The performance aspect of blogging worries at me. I want to do things genuinely and for their own sake, and it troubles me when I start to think in terms of Can I and Will I Maybe Write About This? It seems to dilute the intention behind and experience of... doing anything really.
But, on the other hand, it's kind of lonely here in my temporary basement apartment with no one to share things with but J. Not to say that I don't have friends that I can share things with, but it feels obnoxious to constantly crow 'oohh... I made a thing, want to see?' Or to hold forth on the topics that I've been turning over in my head and/or diary. At least with a blog I can sort of casually leave these things in a visible place, and people can look at them or not as they so choose. At any rate, it frees me from the worry that I'm boring people.
This next bit is of the holding forth variety. I'll just leave it here.
The Crewel Needlepoint World was definitely old and, from a 'stuff I could actually use to improve my skill at needlepoint' standpoint, fairly uninteresting. (Though its promise that, "Vests that showcase his hobbies and interests are sure to be a favorite with your man!" was pretty funny.) But I needed to own Barbara H. Donnelly's picture and bio.
It's important to me to be sincere and earnest, and I am afraid that someone will read my appreciation here as ironic or snarky. It's not! I mean, I get that on one level her frosted white eyeshadow and windswept helmet hair is funny, but I'm not writing about her right now because I want people to laugh at her, even gently.
So, why does she appeal to me, then?
Let's talk about cuteness. My book club is working through Kim Werker's Make It Mighty Ugly, and this week we got to the activity that seems to be the centerpiece of the author's philosophy. (We also got to Skype with her, and that was pretty cool, and you can read about it here.)
The exercise asked us to make dolls or creatures or whatever-whatever that were "ugly." Which of course leads into a discussion of what exactly IS ugly? The issue I ran into was that any plan I made toward ugliness evolved pretty quickly into something cute. After all, ugly can be pretty cute. (Uglydolls are a whole thing that succeed because of this fact.)
I REALLY like cute things. I really like Sailor Moon and cakes with sprinkles and vintage floral EVERYTHING. I wear glitter nailpolish and flowers on my head.
I am almost forty.
I'm very interested in the idea of what makes a proud and glad mature life. Not that I think I'm so very old at Almost Forty. I get it; I get it. Forty is Still Young. I've been offending people by saying that I'm middle aged for almost ten years now, and likely people will continue to be offended by my saying so for the next ten. But what is so wrong with being middle aged?
Is middle age just the admitted end of cute?

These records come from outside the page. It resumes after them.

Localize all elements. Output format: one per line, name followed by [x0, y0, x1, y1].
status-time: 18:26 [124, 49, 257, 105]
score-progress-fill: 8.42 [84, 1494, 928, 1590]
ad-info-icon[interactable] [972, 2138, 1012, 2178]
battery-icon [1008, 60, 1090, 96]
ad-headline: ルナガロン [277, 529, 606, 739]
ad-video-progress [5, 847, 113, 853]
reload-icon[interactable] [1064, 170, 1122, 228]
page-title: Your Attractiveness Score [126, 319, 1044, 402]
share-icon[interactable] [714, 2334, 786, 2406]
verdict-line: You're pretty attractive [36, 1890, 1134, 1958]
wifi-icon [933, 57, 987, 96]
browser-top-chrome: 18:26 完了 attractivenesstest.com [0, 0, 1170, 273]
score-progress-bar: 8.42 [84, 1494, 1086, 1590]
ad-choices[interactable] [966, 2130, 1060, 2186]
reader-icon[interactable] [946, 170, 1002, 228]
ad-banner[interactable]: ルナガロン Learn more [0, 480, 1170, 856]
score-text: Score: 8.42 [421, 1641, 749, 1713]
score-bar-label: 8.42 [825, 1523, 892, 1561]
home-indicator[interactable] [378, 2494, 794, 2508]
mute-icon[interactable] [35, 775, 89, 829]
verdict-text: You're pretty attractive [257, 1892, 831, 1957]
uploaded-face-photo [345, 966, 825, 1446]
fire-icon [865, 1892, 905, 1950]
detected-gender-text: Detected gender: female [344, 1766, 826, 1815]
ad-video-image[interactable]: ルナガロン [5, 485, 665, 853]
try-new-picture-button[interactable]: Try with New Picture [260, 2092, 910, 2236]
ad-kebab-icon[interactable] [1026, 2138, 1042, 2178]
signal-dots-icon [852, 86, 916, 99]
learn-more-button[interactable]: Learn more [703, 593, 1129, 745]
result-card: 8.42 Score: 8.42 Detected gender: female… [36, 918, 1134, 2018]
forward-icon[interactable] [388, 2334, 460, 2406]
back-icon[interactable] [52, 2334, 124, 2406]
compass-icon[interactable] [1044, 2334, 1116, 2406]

Eff it all, but maintaining a youthful look and personality is HARD, and I'm not sure I think it's worth it. As much as I adore everything pink and and pretty, there's a part of me that longs to be free of the compulsion to physically BE that myself.
Imagine being able to happily own and wear cute stylish things while not being cute or hip! Imagine settling comfortably into the figure your body wants to cut (for me, more and more solid with each passing year. I seem to have skipped that adorable alterna-plump stage and gone straight to matron.) Barbara represents for me this idea of an engaging, happy, and genuinely attractive life beyond the glamour of youth. Fuck yeah frosted eyeshadow! Fuck yeah North Suburban Embroiderer's Guild of Illinios! Fuck yeah cute mustard woolen turtleneck with a thimble brooch!
I first started thinking along these lines when I saw the Harry and Edna pictures at the Intuit Gallery in Chicago. The people in the pictures were so comfortably and happily old! And yet still festively dressed and doing fun things. Edna's dresses were amazing, and in spite of her apparent wealth, you didn't get the sense that it would have ever even occurred to her to go to a gym or salon to remain thin and blonde forever and ever.
Also, I know that Edna and Barbara are a good deal older than I am. Having not had children, I think I feel more of a kinship with empty nesters than I do with women my own age. I'm not trying to make anyone feel old before their time. I just want it to be ok for me to wear glitter nailpolish and party dresses and to be pleased with myself even though I grow (by many people's standards) frumpier and less exciting all the time.
Are cuteness and ugliness polar opposites? Or is there some place where cuteness and not-conventionally-pretty-ness meet and become even more fabulous? Edna and Barbara live there. Several of the dolls we made at our book club/craft night do too. I'll admit that I'm scared to go there now, but I think it sounds like a lovely, lovely place.